Although it might be a tedious task, read carefully through Google’s data privacy and contractual clauses. This way you will be aware of document risks associated with data storage and transfer and will be prepared if something happens.
Using Google Drive in a transparent way
If your company is using Google Drive to store any customer data, you should communicate this to your customers in a transparent way. If your company is offering its services in the EU, they also need to be aware of the GDPR regulations, which have an impact on how your company should use Google Drive.
Below we’ve listed the most important points to follow when collecting or storing any data from EU citizens.
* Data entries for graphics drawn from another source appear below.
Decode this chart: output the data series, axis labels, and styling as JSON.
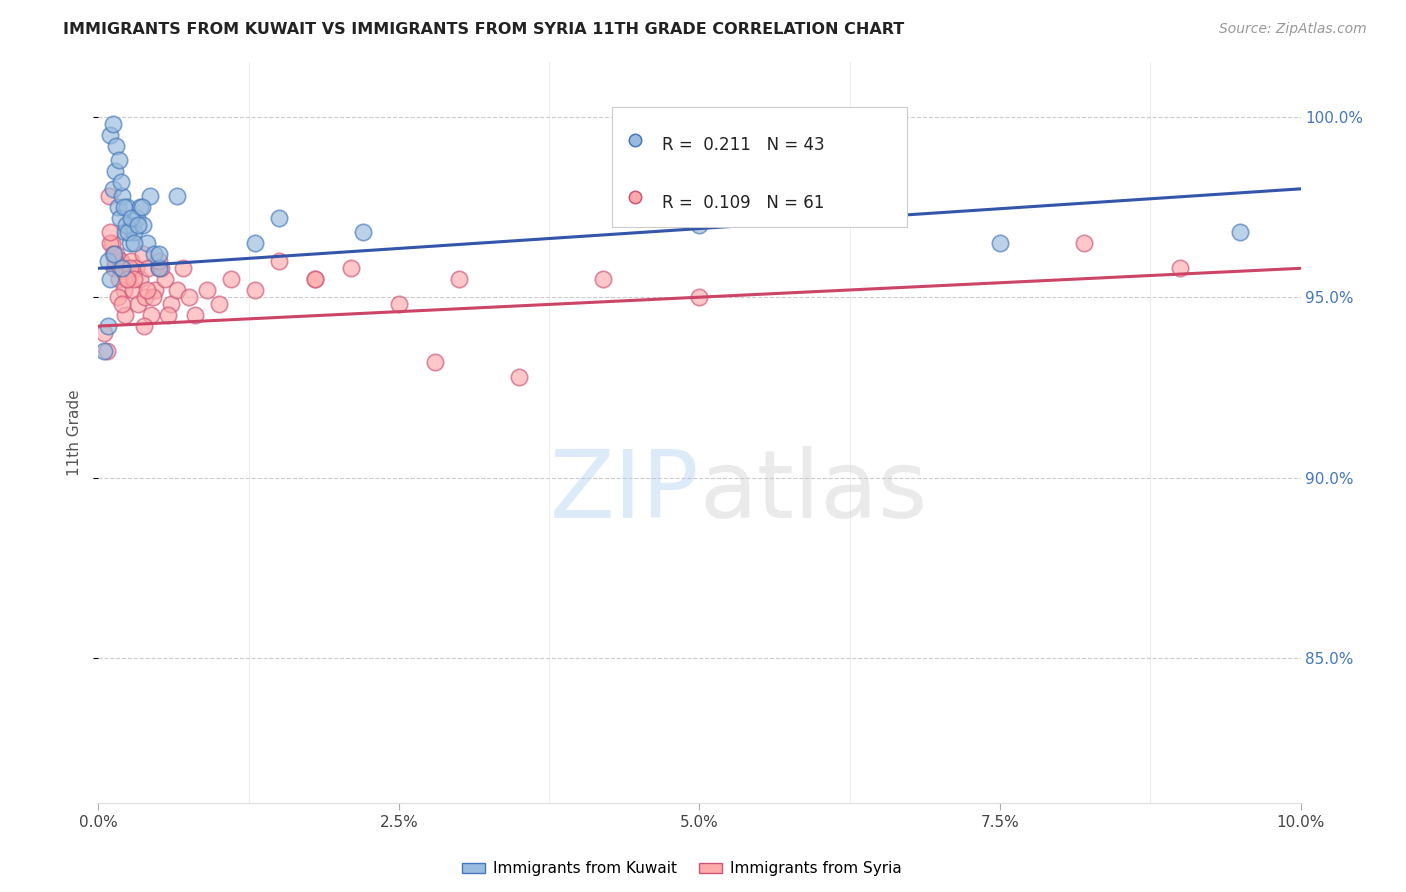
{
  "title": "IMMIGRANTS FROM KUWAIT VS IMMIGRANTS FROM SYRIA 11TH GRADE CORRELATION CHART",
  "source": "Source: ZipAtlas.com",
  "ylabel": "11th Grade",
  "right_ytick_values": [
    85.0,
    90.0,
    95.0,
    100.0
  ],
  "xlim": [
    0.0,
    10.0
  ],
  "ylim": [
    81.0,
    101.5
  ],
  "legend_blue_r": "0.211",
  "legend_blue_n": "43",
  "legend_pink_r": "0.109",
  "legend_pink_n": "61",
  "legend_label_blue": "Immigrants from Kuwait",
  "legend_label_pink": "Immigrants from Syria",
  "blue_dot_color": "#99BBDD",
  "blue_edge_color": "#4477BB",
  "pink_dot_color": "#FFAAAA",
  "pink_edge_color": "#CC5577",
  "trendline_blue_color": "#3355AA",
  "trendline_pink_color": "#CC4466",
  "right_axis_color": "#4477BB",
  "grid_color": "#CCCCCC",
  "blue_x": [
    0.05,
    0.08,
    0.1,
    0.12,
    0.14,
    0.16,
    0.18,
    0.2,
    0.22,
    0.24,
    0.26,
    0.28,
    0.3,
    0.32,
    0.35,
    0.37,
    0.4,
    0.43,
    0.46,
    0.5,
    0.12,
    0.15,
    0.17,
    0.19,
    0.21,
    0.23,
    0.25,
    0.27,
    0.3,
    0.33,
    0.36,
    0.5,
    0.65,
    1.3,
    1.5,
    2.2,
    5.0,
    7.5,
    9.5,
    0.08,
    0.1,
    0.13,
    0.2
  ],
  "blue_y": [
    93.5,
    94.2,
    99.5,
    98.0,
    98.5,
    97.5,
    97.2,
    97.8,
    96.8,
    97.5,
    96.5,
    97.0,
    96.8,
    97.2,
    97.5,
    97.0,
    96.5,
    97.8,
    96.2,
    95.8,
    99.8,
    99.2,
    98.8,
    98.2,
    97.5,
    97.0,
    96.8,
    97.2,
    96.5,
    97.0,
    97.5,
    96.2,
    97.8,
    96.5,
    97.2,
    96.8,
    97.0,
    96.5,
    96.8,
    96.0,
    95.5,
    96.2,
    95.8
  ],
  "pink_x": [
    0.05,
    0.07,
    0.09,
    0.11,
    0.13,
    0.15,
    0.17,
    0.19,
    0.21,
    0.23,
    0.25,
    0.27,
    0.29,
    0.31,
    0.33,
    0.35,
    0.37,
    0.39,
    0.41,
    0.44,
    0.47,
    0.5,
    0.55,
    0.6,
    0.65,
    0.7,
    0.75,
    0.8,
    0.9,
    1.0,
    1.1,
    1.3,
    1.5,
    1.8,
    2.1,
    2.5,
    3.0,
    3.5,
    4.2,
    5.0,
    0.1,
    0.14,
    0.18,
    0.22,
    0.26,
    0.3,
    0.38,
    0.45,
    0.52,
    0.58,
    0.1,
    0.12,
    0.16,
    0.2,
    0.24,
    0.4,
    0.5,
    1.8,
    9.0,
    2.8,
    8.2
  ],
  "pink_y": [
    94.0,
    93.5,
    97.8,
    96.5,
    95.8,
    96.2,
    95.5,
    96.0,
    95.2,
    95.8,
    95.5,
    96.0,
    95.2,
    95.8,
    94.8,
    95.5,
    96.2,
    95.0,
    95.8,
    94.5,
    95.2,
    95.8,
    95.5,
    94.8,
    95.2,
    95.8,
    95.0,
    94.5,
    95.2,
    94.8,
    95.5,
    95.2,
    96.0,
    95.5,
    95.8,
    94.8,
    95.5,
    92.8,
    95.5,
    95.0,
    96.5,
    96.0,
    95.8,
    94.5,
    95.8,
    95.5,
    94.2,
    95.0,
    95.8,
    94.5,
    96.8,
    96.2,
    95.0,
    94.8,
    95.5,
    95.2,
    96.0,
    95.5,
    95.8,
    93.2,
    96.5
  ],
  "trendline_blue_y0": 95.8,
  "trendline_blue_y1": 98.0,
  "trendline_pink_y0": 94.2,
  "trendline_pink_y1": 95.8
}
However, in order to operate in a transparent manner, we recommend you follow them for your U.S. customers as well:
- Allow the user to opt in or refuse essential and non-essential cookies.
- Create an order processing contract with Google to clarify the following questions:
- What personal data is passed on to Google?
- Why is the data being passed on?
- How long will data be stored by Google?
- What rights and obligations are Google and the company subject to?
- Why is Google Drive used to store data?
- What is the legal basis for data storage and data sharing?
- How can users object to the collection and storage of data?
What are some alternatives to Google Drive?
If you still have doubts about how secure Google Drive is and are wondering which cloud is the most secure, you should conduct a cloud storage comparison to find the best provider. A comparison will give you the opportunity to evaluate different cloud service providers based on the range of services and security measures offered. If you are looking for a cloud service provider with a robust data protection policy, European cloud providers such as the Swiss pCloud or the German cloud provider IONOS, with its secure HiDrive cloud storage, are good options.